The use of systemic lidocaine has been studied extensively in the perioperative setting for its role in improving short-term patient outcomes and inhibition of the surgical stress response. Lidocaine acts through blockade of the voltage-gated sodium channel in the neuronal cell membrane. It is postulated that it is through a systemic reduction in neuronal signaling that profound analgesic benefits are achieved for patients in the post-operative period—in particular following abdominal surgery in which neuraxial analgesia is not implemented [197]. Compared with opioid based analgesia, the addition of systemic lidocaine therapy reduces inflammation (IL-6, IL-8), markers of immune function (complement activation, CD11b) following laparotomy that led to a reduction in opioid consumption and improvements in clinical outcomes including patients’ earlier discharge from hospital [198]. Furthermore, lidocaine clearly suppressed pro-inflammatory behavior (IL1, IL6 secretion) of peripheral blood mononuclear cells in the peri-surgical setting [199]. Improvements in non-oncologic clinical outcomes from perioperative lidocaine use have been confirmed in other trials of colon resection surgery [200, 201].

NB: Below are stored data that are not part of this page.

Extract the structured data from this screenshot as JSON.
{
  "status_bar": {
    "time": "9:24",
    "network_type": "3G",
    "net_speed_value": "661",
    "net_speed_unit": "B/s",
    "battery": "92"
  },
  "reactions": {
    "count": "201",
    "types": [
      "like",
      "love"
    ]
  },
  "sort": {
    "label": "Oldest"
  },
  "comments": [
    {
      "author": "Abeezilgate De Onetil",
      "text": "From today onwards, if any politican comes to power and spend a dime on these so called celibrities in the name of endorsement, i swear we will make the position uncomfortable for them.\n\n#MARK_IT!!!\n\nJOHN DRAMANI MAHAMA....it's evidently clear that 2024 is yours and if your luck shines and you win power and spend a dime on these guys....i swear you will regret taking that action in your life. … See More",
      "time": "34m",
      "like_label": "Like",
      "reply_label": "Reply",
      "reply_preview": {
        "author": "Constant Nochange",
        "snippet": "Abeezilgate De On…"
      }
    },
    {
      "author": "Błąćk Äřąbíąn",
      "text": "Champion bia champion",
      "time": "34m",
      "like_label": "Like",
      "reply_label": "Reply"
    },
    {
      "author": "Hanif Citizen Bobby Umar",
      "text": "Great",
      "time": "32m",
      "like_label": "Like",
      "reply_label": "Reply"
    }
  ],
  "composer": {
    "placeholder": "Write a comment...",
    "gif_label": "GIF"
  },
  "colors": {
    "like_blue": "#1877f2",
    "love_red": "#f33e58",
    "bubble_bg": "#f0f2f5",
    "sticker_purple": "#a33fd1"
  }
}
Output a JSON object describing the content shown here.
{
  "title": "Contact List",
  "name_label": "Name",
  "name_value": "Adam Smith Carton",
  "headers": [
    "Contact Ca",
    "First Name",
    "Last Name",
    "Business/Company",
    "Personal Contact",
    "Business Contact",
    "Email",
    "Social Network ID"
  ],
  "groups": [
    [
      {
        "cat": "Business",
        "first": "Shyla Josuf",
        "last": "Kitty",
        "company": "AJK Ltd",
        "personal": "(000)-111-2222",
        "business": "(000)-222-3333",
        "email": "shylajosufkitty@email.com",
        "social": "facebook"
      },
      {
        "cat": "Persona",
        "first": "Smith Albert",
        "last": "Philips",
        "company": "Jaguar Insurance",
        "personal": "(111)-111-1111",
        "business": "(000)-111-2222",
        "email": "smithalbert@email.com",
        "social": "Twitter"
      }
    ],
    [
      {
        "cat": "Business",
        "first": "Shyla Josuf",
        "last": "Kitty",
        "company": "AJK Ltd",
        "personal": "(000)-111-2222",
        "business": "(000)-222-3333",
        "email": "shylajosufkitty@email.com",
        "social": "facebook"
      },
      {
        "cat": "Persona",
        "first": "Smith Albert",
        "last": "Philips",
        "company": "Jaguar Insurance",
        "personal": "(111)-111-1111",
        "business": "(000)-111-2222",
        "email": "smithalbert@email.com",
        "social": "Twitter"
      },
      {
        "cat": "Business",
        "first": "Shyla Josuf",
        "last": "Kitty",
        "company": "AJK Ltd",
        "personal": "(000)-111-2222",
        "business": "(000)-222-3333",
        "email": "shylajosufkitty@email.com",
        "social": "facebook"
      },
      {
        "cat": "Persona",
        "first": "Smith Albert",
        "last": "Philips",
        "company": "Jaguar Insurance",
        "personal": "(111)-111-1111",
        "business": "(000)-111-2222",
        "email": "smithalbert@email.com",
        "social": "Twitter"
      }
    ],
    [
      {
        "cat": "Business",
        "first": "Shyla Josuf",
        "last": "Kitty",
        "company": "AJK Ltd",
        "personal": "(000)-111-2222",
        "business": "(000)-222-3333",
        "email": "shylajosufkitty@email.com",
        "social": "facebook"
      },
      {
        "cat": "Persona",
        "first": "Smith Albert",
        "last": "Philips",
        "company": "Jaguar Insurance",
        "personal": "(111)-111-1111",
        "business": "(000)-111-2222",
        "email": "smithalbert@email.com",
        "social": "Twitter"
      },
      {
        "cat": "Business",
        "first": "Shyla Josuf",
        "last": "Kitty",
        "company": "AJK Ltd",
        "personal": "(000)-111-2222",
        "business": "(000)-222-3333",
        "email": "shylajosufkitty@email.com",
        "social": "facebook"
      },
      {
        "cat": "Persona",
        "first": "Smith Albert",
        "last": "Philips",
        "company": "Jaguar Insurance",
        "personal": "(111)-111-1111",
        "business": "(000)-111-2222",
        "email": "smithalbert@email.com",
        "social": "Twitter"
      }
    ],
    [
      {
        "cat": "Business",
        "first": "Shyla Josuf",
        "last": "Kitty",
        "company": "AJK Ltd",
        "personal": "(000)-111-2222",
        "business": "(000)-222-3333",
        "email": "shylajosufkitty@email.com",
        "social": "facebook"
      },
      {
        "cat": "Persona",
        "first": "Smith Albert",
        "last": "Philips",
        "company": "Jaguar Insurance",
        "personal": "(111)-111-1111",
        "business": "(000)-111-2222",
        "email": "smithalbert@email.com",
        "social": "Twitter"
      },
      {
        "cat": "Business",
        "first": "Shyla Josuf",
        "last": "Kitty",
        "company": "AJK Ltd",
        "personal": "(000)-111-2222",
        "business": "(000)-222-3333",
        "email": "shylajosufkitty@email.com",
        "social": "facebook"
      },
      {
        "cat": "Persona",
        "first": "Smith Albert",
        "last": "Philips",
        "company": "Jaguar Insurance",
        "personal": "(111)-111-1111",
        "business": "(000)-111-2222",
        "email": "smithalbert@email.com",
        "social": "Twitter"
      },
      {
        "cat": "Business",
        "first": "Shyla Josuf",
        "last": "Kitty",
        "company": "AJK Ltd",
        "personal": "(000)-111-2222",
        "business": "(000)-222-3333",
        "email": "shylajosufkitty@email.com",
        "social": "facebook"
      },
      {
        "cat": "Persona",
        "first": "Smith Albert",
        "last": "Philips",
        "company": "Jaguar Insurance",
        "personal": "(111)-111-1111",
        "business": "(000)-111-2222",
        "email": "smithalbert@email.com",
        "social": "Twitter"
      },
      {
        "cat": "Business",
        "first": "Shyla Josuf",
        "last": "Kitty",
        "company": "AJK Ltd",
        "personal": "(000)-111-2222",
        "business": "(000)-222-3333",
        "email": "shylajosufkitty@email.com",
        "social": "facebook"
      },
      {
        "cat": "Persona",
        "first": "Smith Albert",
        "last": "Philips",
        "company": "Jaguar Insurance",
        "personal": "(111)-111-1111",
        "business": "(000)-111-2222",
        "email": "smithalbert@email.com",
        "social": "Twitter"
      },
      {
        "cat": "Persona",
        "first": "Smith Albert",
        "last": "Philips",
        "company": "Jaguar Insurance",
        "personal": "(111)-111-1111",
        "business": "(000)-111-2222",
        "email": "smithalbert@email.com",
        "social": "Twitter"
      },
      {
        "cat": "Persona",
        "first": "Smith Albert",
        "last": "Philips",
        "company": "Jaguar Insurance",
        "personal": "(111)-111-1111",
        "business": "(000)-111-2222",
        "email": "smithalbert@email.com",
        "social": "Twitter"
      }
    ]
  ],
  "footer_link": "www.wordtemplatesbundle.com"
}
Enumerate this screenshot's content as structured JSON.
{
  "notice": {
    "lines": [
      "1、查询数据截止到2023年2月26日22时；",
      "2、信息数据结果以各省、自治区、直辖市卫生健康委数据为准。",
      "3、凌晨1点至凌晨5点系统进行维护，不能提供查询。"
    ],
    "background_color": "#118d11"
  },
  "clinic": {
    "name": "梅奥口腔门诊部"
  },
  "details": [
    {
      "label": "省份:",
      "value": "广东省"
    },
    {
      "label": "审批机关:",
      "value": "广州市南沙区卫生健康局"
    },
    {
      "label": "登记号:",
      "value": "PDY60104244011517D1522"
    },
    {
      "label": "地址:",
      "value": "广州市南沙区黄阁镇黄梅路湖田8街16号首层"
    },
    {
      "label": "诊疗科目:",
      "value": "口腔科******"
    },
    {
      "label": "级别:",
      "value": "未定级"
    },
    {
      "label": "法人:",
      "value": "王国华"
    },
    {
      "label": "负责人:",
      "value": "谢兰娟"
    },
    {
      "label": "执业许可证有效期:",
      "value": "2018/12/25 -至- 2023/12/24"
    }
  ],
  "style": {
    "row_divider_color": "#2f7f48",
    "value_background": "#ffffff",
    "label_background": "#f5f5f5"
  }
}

Additionally, a number of studies have demonstrated key anti-proliferative properties of local anesthetics, in particular lidocaine. In a number of cancer cell lines, lidocaine promotes cancer cell apoptosis [202, 203] and anti-proliferation of mesenchymal stem cells [204]. In the clinical setting, epidural lidocaine is associated with a reduction in cancer recurrence rates following radical prostatectomy surgery [131]. It is difficult to extrapolate whether lidocaine’s benefit (if any) is observed due to systemic exposure of the drug, associated reduction in inflammatory response, or to a reduction in opioid and anesthesia requirements [205].

4.5 Conclusion

The expansion of our understanding of the pathophysiological processes involved in cancer progression, and the awareness that many of these processes are temporarily activated through the perioperative period, has led researchers and anesthesiologists to view the provision of care at this time to be tailored specifically for the patient receiving cancer resection surgery.

Furthermore, retrospective evidence suggests that specific anesthetic approaches and adjuvants may beneficially impact not only recovery time, but also facilitate more rapid RIOT, potentially increasing disease free survival. A ‘cancer anesthetic’ appears to be increasingly defined as one that focuses on anti-adrenergic and anti-inflammatory strategies that reduce cytokine production and prevent endothelial dysfunction: intravenous anesthesia, goal directed fluid therapy, cox2 inhibitors, neuraxial anesthesia and potentially perioperative beta-blockade. A number of prospective trials are currently recruiting patients; the results of these studies will more effectively guide practice.